Seekers and Travellers
Contemporary Art of the Pacific Northwest Coast
(University of Washington Press)
Gary Wyatt is here working outside of the museum circuit. He has undertaken to find over thirty young artists of the First Nations in the Pacific Northwest --- mostly in the Vancouver area --- and publish some of their more impressive works, complete with photograph along with title, artist, locale and composition. The artists are invited to comment in a short essay on what they saw or what they sought to display when they created the helmet, headcarving, basket, cradleboard, bowl, or clan hat.
The figures are picture perfect and all of a piece.
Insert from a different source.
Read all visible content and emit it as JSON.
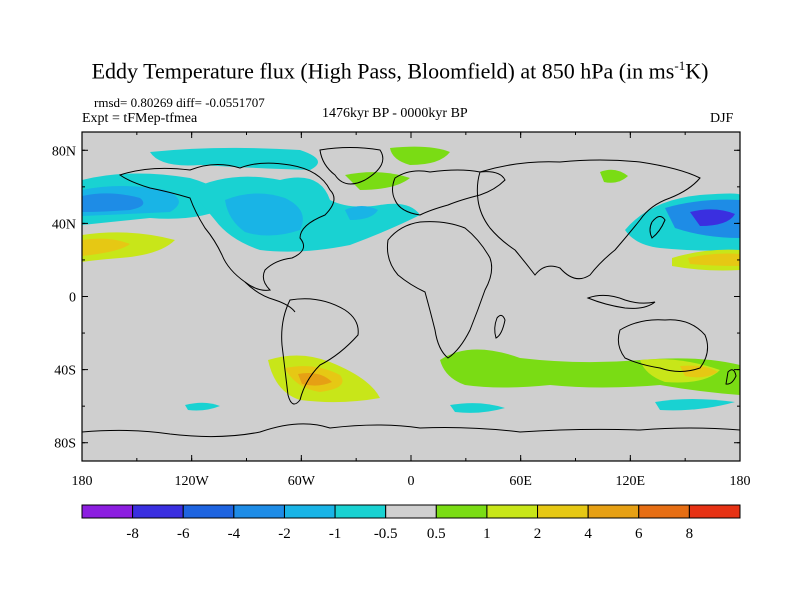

What I mean by that is that the photography is clean and precise, the color composition is excellent, and all the figures are taken with a uniform black background and similar size. The essays range from the cursory to the prolix. Glenn Tallio's Wolf Headdress of the Nuxalk from 2001 made of cedar, cedar bark, paint is accompanied by these thoughts:
Wolf is one of the first descendants of the Nuxalk people. He was sent, with a number of animals, to inhabit earth at the beginning of time by Atquentam, the chief deity residing in the land above.
Compare this to Jay Simeon's representation of the "Weeping Frog Mother" from the Haida/Cree with an extended exegesis on the Volcano Woman, who chastises the village chief because some of the tribe have killed a creature of the forest; because she is mocked and ignored, a volcano erupts and destroys the village.
The excellent reproductions that showcase the art here and the general grace of the book make it a fine candidate for my favorite way of honoring a beautiful art book: that is, rip it up. What I mean is you should attack it with a fine razor, cut out the most lovely of the reproductions, trim them exactly, frame them and hang them on the wall. They are too exquisite to lie hidden behind the covers of a book on your coffee table.
My special preferences are for the carvings of Tim Paul, the eerie but beautiful wolf headdress of Glenn Tallio [Fig 1 above], the exquisitely startling butterfly headdress of Robert Davidson, the wicked (and wickedly smiling) grizzly by Stan Bevan, the strangely unsettling frog mask of Dempsey Bob, and the Malachan Warrior's Mask by William Kuhnley, Jr. [Fig 2 below] --- but chacun à son gout.